I told her about yesterday's drama. She didn't blink before responding.
"Bob needs to go."
"Say more?"
"Life has rules. It also has social contracts. Without social contracts, community fails. Bob might be following the rules, but he isn't following the social contract. Poker, more than most games, is one of community and social contracts. If people don't adhere to the social contract, then community and game fail."
Did I mention that my wife is a mental health professional? She continued...
"If you walked into that club wearing a shirt that said, 'F*CK EVERYBODY IN THIS ROOM,' what would happen?"
"They'd send me home, obviously."
"Same thing. It's a social contract that you don't do something that insults everybody you encounter. Bob isn't following the social contract that says everybody will put on the straddle. He needs to either adhere to the social contract and put on the straddle or not play the game."
My wife, she cuts to the chase.
Private games enforce social contracts
There has been much discussion about how private home/underground games are poaching players from public cardrooms.
This came up in my interview with Charlie Wilmoth, and is a source of concern for players and managers of public poker rooms everywhere.
There are a lot of reasons for this emigration to private games, but 'social contract' figures prominently in many of them.
When you go to Debbie's basement for a Thursday night game, there is an understanding of how the game will play. Maybe it's officially a $1/$2 game, but everybody agrees they will put on the $5 straddle. Maybe the seven-deuce game is always on.
If Bob goes to the game but doesn't put on the straddle and won't participate in the seven-deuce game, guess what happens? Bob doesn't get invited back if not told to hit the door immediately. Home games live and die by their social contracts, not rule books.
Here I address myself to the poker club owner, Brian: You do a hell of a job. You run a great poker room, and I deeply respect you as a fellow poker player and lover of the game. But my wife has this one right.
The great majority of your players, particularly the higher stakes ones, have implicitly established a social contract that the $20 straddle will be on in the $5/$10 game.

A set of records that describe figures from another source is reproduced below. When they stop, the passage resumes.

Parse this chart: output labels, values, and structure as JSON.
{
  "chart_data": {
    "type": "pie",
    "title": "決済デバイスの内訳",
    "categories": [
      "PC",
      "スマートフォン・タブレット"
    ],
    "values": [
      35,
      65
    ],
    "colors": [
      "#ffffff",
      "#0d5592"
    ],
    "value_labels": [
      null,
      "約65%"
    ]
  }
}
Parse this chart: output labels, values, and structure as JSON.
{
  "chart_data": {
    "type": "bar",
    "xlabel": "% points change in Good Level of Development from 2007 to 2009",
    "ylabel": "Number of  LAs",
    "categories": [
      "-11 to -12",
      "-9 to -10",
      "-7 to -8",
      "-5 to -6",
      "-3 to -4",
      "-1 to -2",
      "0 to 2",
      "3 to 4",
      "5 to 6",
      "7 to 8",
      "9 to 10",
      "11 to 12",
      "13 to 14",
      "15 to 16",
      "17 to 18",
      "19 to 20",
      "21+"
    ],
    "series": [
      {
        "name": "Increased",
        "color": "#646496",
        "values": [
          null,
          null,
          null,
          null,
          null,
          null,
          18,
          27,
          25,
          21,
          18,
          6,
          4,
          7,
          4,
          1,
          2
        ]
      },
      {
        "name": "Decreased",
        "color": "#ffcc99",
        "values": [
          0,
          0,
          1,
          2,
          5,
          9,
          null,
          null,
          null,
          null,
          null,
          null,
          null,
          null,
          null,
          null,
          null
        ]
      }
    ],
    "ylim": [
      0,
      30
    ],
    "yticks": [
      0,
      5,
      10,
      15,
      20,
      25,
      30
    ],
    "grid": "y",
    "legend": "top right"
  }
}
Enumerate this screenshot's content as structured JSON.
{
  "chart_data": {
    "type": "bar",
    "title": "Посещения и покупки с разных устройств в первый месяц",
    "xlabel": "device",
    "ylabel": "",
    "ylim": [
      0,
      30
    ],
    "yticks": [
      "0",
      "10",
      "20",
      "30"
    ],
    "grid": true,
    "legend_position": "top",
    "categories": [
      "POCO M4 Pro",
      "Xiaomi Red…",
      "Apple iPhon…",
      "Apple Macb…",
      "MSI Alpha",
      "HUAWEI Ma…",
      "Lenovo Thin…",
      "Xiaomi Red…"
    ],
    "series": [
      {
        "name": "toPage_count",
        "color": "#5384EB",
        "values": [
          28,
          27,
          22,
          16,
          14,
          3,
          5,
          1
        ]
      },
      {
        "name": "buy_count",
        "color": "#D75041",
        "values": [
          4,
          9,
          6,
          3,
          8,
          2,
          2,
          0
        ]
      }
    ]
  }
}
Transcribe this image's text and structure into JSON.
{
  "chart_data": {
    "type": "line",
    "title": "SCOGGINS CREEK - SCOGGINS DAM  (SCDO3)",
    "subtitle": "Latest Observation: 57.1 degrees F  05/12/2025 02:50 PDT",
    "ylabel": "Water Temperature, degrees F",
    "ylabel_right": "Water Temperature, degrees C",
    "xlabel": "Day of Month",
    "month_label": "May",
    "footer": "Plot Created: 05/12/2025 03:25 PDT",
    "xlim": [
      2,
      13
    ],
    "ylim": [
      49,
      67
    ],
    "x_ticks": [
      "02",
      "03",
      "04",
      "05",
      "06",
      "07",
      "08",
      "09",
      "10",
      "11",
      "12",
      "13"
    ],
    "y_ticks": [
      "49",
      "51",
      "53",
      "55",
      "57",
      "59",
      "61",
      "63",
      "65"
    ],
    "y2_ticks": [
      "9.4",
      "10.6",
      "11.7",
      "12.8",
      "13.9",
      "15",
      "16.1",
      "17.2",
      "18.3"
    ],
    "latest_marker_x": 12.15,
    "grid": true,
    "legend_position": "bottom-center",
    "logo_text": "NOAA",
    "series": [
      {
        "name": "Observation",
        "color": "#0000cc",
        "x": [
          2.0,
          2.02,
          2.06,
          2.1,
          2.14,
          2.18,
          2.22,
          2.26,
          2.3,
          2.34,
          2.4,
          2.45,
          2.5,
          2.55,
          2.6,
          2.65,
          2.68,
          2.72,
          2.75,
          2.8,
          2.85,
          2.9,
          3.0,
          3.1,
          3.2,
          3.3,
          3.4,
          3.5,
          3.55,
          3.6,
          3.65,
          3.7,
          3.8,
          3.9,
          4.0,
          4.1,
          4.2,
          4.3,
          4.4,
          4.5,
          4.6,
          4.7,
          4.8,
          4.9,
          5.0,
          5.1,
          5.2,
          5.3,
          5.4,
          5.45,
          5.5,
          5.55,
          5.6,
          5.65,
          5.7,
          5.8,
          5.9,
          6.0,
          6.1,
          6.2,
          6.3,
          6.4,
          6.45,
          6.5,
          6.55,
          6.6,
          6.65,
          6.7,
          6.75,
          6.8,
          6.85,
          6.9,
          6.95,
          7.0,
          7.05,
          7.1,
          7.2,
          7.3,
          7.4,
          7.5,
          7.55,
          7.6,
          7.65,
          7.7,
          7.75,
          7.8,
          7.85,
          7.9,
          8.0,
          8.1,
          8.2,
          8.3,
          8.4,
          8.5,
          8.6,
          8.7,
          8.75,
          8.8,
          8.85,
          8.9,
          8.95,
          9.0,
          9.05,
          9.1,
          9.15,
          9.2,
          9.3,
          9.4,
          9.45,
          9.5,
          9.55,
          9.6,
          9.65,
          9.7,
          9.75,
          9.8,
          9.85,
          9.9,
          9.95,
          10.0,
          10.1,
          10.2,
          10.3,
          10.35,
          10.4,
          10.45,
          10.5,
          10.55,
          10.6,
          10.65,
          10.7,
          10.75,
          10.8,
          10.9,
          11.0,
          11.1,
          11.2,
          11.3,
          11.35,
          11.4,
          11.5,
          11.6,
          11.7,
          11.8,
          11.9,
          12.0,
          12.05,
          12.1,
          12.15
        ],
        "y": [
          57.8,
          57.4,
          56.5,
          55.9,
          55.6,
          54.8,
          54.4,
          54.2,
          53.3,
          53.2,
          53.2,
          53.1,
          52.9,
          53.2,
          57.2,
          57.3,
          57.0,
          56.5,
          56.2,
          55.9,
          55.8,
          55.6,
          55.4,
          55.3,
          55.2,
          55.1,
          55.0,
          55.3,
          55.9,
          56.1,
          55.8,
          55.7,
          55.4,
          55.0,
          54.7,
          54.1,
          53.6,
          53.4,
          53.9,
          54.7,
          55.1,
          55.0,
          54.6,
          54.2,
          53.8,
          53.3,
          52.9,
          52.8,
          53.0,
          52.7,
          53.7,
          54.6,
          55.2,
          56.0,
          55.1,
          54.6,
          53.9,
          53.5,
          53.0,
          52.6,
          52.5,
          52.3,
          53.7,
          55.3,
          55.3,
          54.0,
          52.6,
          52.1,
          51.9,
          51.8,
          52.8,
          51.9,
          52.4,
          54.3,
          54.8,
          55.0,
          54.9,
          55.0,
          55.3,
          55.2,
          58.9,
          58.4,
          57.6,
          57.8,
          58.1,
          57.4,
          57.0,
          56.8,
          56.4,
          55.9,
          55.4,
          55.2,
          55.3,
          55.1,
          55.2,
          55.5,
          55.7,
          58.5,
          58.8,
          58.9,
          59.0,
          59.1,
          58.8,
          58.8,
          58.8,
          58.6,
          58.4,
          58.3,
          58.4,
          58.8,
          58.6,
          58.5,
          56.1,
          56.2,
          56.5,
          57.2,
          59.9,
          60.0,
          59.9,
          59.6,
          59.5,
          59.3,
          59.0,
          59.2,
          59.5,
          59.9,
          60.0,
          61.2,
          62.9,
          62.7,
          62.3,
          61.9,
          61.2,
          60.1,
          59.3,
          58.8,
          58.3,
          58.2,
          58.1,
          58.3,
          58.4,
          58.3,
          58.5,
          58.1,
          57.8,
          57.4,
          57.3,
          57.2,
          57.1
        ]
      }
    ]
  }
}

This is how communities work; having one or even a small handful of players who violate that contract threatens the whole community and game. If it continues, players will go somewhere where the social contract is enforced and the game thrives.
Please, Brian, recognize and enforce the social contract, even though it's not in the rule book. The health of your higher-stakes games depends on it.